The unassuming landscapes are responsible for up to 50 percent of the yearly variation in how much of the greenhouse gas is stashed on land, researchers report in the May 22 Science. Generally, land and oceans each absorb about a quarter to a third of annual CO2 emissions, helping to buffer global warming. But from year to year, land-based “carbon sinks” have seemed inexplicably capricious, amassing large amounts of CO2 one year and little to none the next.
“There’s quite significant variability,” says ecosystem scientist Anders Ahlström of Lund University in Sweden. Previous studies tracking CO2 absorption on land have focused on lush tropical forests, which breathe in the largest share of the greenhouse gas for photosynthesis.

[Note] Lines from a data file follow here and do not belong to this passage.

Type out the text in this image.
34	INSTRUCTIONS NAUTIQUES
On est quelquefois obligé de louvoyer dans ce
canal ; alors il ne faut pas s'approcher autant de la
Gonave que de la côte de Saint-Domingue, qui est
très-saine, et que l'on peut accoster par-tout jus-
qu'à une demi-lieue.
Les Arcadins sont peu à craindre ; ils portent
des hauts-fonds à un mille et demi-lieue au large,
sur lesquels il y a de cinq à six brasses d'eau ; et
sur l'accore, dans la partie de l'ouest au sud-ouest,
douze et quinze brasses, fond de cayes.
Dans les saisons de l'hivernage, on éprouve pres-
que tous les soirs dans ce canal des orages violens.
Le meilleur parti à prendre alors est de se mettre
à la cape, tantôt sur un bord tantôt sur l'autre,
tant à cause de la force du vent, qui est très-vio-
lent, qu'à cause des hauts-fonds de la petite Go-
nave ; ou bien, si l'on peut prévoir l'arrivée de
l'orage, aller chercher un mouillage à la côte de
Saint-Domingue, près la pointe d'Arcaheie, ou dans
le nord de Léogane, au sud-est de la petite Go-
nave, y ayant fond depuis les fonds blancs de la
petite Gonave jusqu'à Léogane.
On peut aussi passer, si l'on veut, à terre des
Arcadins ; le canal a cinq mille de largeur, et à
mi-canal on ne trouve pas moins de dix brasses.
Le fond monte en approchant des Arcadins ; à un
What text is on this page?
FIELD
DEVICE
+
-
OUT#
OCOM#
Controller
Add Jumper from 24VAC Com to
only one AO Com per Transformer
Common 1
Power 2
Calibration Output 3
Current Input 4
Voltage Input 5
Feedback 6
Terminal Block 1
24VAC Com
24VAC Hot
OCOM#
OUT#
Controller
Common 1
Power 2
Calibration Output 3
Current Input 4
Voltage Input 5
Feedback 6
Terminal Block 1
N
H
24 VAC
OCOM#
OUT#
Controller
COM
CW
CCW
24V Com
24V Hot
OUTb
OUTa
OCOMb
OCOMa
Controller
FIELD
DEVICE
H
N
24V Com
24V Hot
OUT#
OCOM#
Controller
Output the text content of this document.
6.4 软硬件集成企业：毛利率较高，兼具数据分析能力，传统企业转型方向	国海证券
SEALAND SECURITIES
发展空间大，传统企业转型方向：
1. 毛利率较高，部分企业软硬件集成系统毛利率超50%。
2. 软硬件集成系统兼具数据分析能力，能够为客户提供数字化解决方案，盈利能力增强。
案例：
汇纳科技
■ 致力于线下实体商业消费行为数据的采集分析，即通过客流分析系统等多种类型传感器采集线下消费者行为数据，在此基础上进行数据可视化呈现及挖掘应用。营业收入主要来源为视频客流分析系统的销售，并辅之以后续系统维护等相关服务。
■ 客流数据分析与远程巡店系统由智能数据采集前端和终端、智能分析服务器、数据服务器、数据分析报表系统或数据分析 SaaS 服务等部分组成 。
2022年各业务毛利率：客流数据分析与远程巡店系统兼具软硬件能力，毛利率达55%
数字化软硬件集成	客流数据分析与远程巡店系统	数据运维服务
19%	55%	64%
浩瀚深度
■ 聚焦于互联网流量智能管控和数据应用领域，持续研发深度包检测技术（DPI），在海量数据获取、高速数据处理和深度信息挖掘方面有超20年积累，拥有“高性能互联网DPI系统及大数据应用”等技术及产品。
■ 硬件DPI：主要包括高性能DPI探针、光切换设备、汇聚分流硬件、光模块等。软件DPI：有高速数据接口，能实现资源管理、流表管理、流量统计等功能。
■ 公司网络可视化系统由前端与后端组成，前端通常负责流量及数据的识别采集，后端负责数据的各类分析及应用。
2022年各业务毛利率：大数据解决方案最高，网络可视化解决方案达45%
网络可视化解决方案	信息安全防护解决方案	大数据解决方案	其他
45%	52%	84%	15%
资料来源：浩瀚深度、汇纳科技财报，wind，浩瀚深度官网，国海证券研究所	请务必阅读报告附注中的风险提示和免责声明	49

Yet the new data suggest that semiarid ecosystems, including grasslands and shrub-spotted fields, play a key role in determining whether a little or a lot of humans’ yearly emissions are tucked away or left afloat.
Ahlström and colleagues categorized Earth’s land into six classes of land cover, including cropland and tropical forests. Using global ecosystem simulations, the researchers estimated the CO2 absorbed or released by each land class every year from 1982 to 2011, comparing those estimates with global patterns of CO2 fluxes.
The researchers found that year-to-year variations and increases in the CO2 sucked in by land were largely due to semiarid ecosystems. These landscapes spring to life in particularly rainy wet seasons, swelling into large carbon sinks, and shrivel in hot, dry times. Those fluctuations account for about 40 to 50 percent of the year-to-year global swings in CO2 uptake — the largest source of variation among all land-cover classes.
Until now, the source of variability has been largely unknown, says earth systems analyst Sibyll Schaphoff of the Potsdam Institute for Climate Impact Research in Germany. Ecologist A. David McGuire of the University of Alaska Fairbanks adds that the study raises new questions. He says it would be interesting to know how factors like fires and vegetation changes affect semiarid lands’ CO2 hoarding.